No campo da esquerda, João Paulo (PT), que foi chefe do Executivo do Recife entre 2001 e 2008, criou o polo de Carnaval do Marco Zero, atualmente o principal polo da festa na cidade.
O petista era tido como um prefeito folião e já viralizou, antes mesmo dos tempos das redes sociais, com um vídeo em que aparece na televisão dançando frevo durante divulgação do evento do Recife em São Paulo.

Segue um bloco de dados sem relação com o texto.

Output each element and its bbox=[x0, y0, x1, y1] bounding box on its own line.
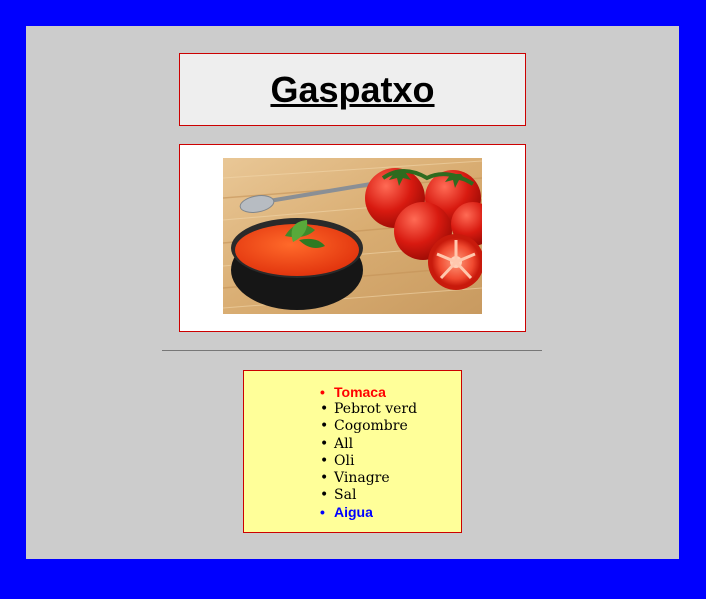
ingredients-box: Tomaca Pebrot verd Cogombre All Oli Vina… bbox=[243, 370, 462, 533]
list-item: Vinagre bbox=[320, 470, 417, 487]
ingredients-list: Tomaca Pebrot verd Cogombre All Oli Vina… bbox=[320, 384, 417, 522]
list-item: Sal bbox=[320, 487, 417, 504]
list-item: Aigua bbox=[320, 504, 417, 521]
list-item: Oli bbox=[320, 453, 417, 470]
page-content: Gaspatxo • Tomaca • Pebrot verd • Cogomb… bbox=[26, 26, 679, 559]
gazpacho-photo bbox=[223, 158, 482, 314]
page-title: Gaspatxo bbox=[270, 68, 435, 110]
image-box bbox=[179, 144, 526, 332]
list-item: Pebrot verd bbox=[320, 401, 417, 418]
list-item: Cogombre bbox=[320, 418, 417, 435]
list-item: All bbox=[320, 436, 417, 453]
title-box: Gaspatxo bbox=[179, 53, 526, 126]
horizontal-rule bbox=[162, 350, 542, 351]
list-item: Tomaca bbox=[320, 384, 417, 401]
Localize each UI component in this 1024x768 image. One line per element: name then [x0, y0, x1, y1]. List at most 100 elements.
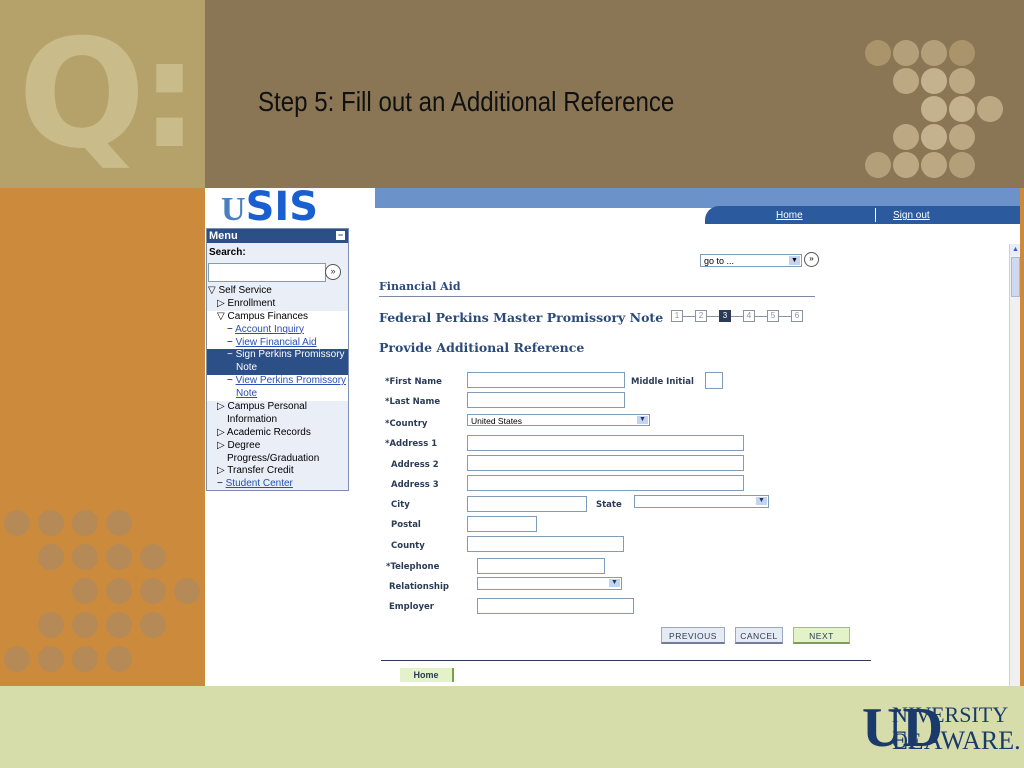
county-label: County: [391, 541, 425, 551]
page-title: Financial Aid: [379, 280, 461, 293]
account-inquiry-link[interactable]: Account Inquiry: [235, 324, 304, 335]
logo-sis-text: SIS: [245, 188, 319, 230]
chevron-down-icon[interactable]: ▼: [789, 256, 800, 265]
last-name-label: *Last Name: [385, 397, 441, 407]
slide-background-top-left: Q:: [0, 0, 205, 188]
relationship-select[interactable]: ▼: [477, 577, 622, 590]
goto-select[interactable]: go to ... ▼: [700, 254, 802, 267]
chevron-down-icon[interactable]: ▼: [756, 497, 767, 505]
menu-item-view-perkins[interactable]: − View Perkins Promissory: [207, 375, 348, 389]
last-name-input[interactable]: [467, 392, 625, 408]
menu-item-academic-records[interactable]: ▷ Academic Records: [207, 427, 348, 440]
country-label: *Country: [385, 419, 428, 429]
menu-item-account-inquiry[interactable]: − Account Inquiry: [207, 323, 348, 337]
menu-item-sign-perkins[interactable]: − Sign Perkins Promissory: [207, 349, 348, 363]
view-financial-aid-link[interactable]: View Financial Aid: [236, 337, 317, 348]
menu-item-campus-personal-info[interactable]: Information: [207, 414, 348, 427]
search-label: Search:: [209, 247, 246, 258]
goto-value: go to ...: [704, 256, 735, 266]
cancel-button[interactable]: CANCEL: [735, 627, 783, 644]
menu-item-sign-perkins-note[interactable]: Note: [207, 362, 348, 376]
scroll-thumb[interactable]: [1011, 257, 1020, 297]
middle-initial-label: Middle Initial: [631, 377, 694, 387]
section-title: Provide Additional Reference: [379, 340, 585, 355]
postal-label: Postal: [391, 520, 421, 530]
menu-item-campus-finances[interactable]: ▽ Campus Finances: [207, 310, 348, 324]
header-separator: [875, 208, 876, 222]
telephone-label: *Telephone: [386, 562, 440, 572]
vertical-scrollbar[interactable]: ▲: [1009, 244, 1020, 686]
bottom-divider: [381, 660, 871, 661]
udsis-logo: USIS: [221, 188, 351, 228]
search-go-icon[interactable]: »: [325, 264, 341, 280]
menu-item-enrollment[interactable]: ▷ Enrollment: [207, 298, 348, 311]
home-tab[interactable]: Home: [400, 668, 454, 682]
chevron-down-icon[interactable]: ▼: [637, 416, 648, 424]
header-signout-link[interactable]: Sign out: [893, 210, 930, 221]
city-input[interactable]: [467, 496, 587, 512]
first-name-label: *First Name: [385, 377, 442, 387]
chevron-down-icon[interactable]: ▼: [609, 579, 620, 587]
address1-label: *Address 1: [385, 439, 438, 449]
address2-label: Address 2: [391, 460, 439, 470]
menu-list: ▽ Self Service ▷ Enrollment ▽ Campus Fin…: [207, 285, 348, 491]
menu-header: Menu −: [207, 229, 348, 243]
step-4: 4: [743, 310, 755, 322]
step-connector: [683, 316, 695, 317]
address3-input[interactable]: [467, 475, 744, 491]
step-2[interactable]: 2: [695, 310, 707, 322]
telephone-input[interactable]: [477, 558, 605, 574]
step-5: 5: [767, 310, 779, 322]
first-name-input[interactable]: [467, 372, 625, 388]
title-divider: [379, 296, 815, 297]
q-logo-glyph: Q:: [18, 8, 199, 182]
state-label: State: [596, 500, 622, 510]
next-button[interactable]: NEXT: [793, 627, 850, 644]
menu-item-degree[interactable]: ▷ Degree: [207, 440, 348, 453]
menu-item-self-service[interactable]: ▽ Self Service: [207, 285, 348, 298]
university-of-delaware-logo: UD NIVERSITY OF ELAWARE.: [862, 698, 1021, 760]
menu-item-degree-progress[interactable]: Progress/Graduation: [207, 453, 348, 466]
ud-logo-line2: ELAWARE.: [892, 726, 1021, 755]
slide-background-left: [0, 188, 205, 688]
step-3-current: 3: [719, 310, 731, 322]
employer-label: Employer: [389, 602, 434, 612]
side-menu: Menu − Search: » ▽ Self Service ▷ Enroll…: [206, 228, 349, 491]
previous-button[interactable]: PREVIOUS: [661, 627, 725, 644]
middle-initial-input[interactable]: [705, 372, 723, 389]
employer-input[interactable]: [477, 598, 634, 614]
slide-background-right: [1020, 188, 1024, 688]
app-screenshot: USIS Home Sign out Menu − Search: » ▽ Se…: [205, 188, 1020, 686]
step-1[interactable]: 1: [671, 310, 683, 322]
state-select[interactable]: ▼: [634, 495, 769, 508]
view-perkins-note-link[interactable]: Note: [236, 388, 257, 399]
step-connector: [779, 316, 791, 317]
step-connector: [707, 316, 719, 317]
minimize-icon[interactable]: −: [336, 231, 345, 240]
county-input[interactable]: [467, 536, 624, 552]
relationship-label: Relationship: [389, 582, 449, 592]
goto-go-icon[interactable]: »: [804, 252, 819, 267]
menu-item-student-center[interactable]: − Student Center: [207, 478, 348, 491]
menu-item-view-perkins-note[interactable]: Note: [207, 388, 348, 402]
header-home-link[interactable]: Home: [776, 210, 803, 221]
student-center-link[interactable]: Student Center: [226, 478, 293, 489]
header-tab: [705, 206, 1020, 224]
city-label: City: [391, 500, 410, 510]
menu-item-campus-personal[interactable]: ▷ Campus Personal: [207, 401, 348, 414]
step-connector: [731, 316, 743, 317]
view-perkins-link[interactable]: View Perkins Promissory: [236, 375, 346, 386]
country-select[interactable]: United States ▼: [467, 414, 650, 426]
scroll-up-icon[interactable]: ▲: [1010, 244, 1020, 255]
address3-label: Address 3: [391, 480, 439, 490]
address1-input[interactable]: [467, 435, 744, 451]
address2-input[interactable]: [467, 455, 744, 471]
menu-item-view-financial-aid[interactable]: − View Financial Aid: [207, 336, 348, 350]
slide-title: Step 5: Fill out an Additional Reference: [258, 86, 675, 117]
postal-input[interactable]: [467, 516, 537, 532]
page-subtitle: Federal Perkins Master Promissory Note: [379, 310, 664, 325]
menu-item-transfer-credit[interactable]: ▷ Transfer Credit: [207, 465, 348, 478]
step-6: 6: [791, 310, 803, 322]
menu-search-input[interactable]: [208, 263, 326, 282]
country-value: United States: [471, 416, 523, 426]
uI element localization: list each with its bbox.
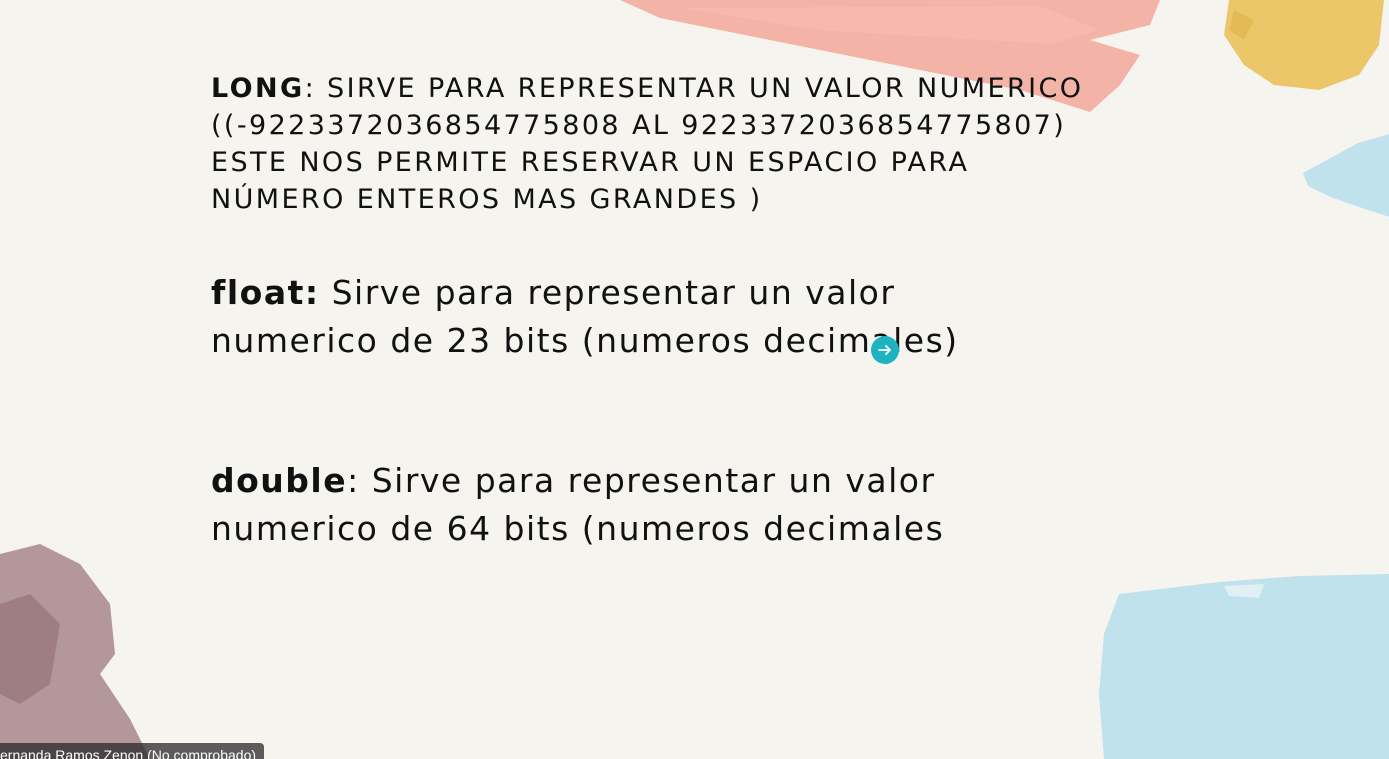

João Paulo afirma que, para a consolidação do Carnaval do Recife, foi determinante a união a adversários, como o então governador Jarbas Vasconcelos (MDB), que foi gestor concomitantemente ao petista por seis anos.
“Faz falta [essa convivência com adversários nesses eventos]. Temos divergências políticas e ideológicas no meio político, mas em questões em função da sociedade, é preciso ter uma unidade. Tive grandes disputas com Jarbas, mas as parcerias foram cruciais no Carnaval”, diz João Paulo, atualmente deputado estadual.
Os dois, inclusive, foram vistos juntos aos risos em festas de Carnaval, o que gerava irritação em uma ala do PT, já que Jarbas era um dos mais críticos a Lula.
Atualmente, o prefeito do Recife, João Campos (PSB), também surfa no Carnaval na tentativa de ampliar a popularidade. Visto como favorito à reeleição nas eleições de outubro, ele tenta cativar o público com danças e atendendo a pedidos do público nas redes sociais.
Um dos pedidos foi para que o prefeito deixasse o cabelo platinado, o que gerou diversas perguntas se ele iria ‘nevar’. João Campos deixou o cabelo loiro, temporariamente, na quinta-feira (8), abertura do Carnaval, atendendo a apelos de cantores do brega. A coloração é usada costumeiramente por cantores do ritmo que tem ganhado mais espaço na festa pernambucana nos últimos anos.
Para marcar posição, Raquel Lyra também decidiu fazer inovações no Carnaval. Pela primeira vez oficialmente, o Governo de Pernambuco faz homenagens na data festiva.
Em 2024, os cantores Alceu Valença, Claudionor Germano e Lia de Itamaracá foram os escolhidos e tiveram encontros com a chefe do Executivo visando comemorar as reverências.
Devido ao Carnaval, Raquel e João Campos tiveram uma reunião duas semanas antes da folia, a convite da governadora, no Palácio do Campo das Princesas. O encontro repercutiu no meio político porque se deu em meio a um contexto de disputas entre os dois grupos políticos. Nesta quinta, a governadora escolheu ir à abertura do Carnaval de Olinda, ao invés do Recife.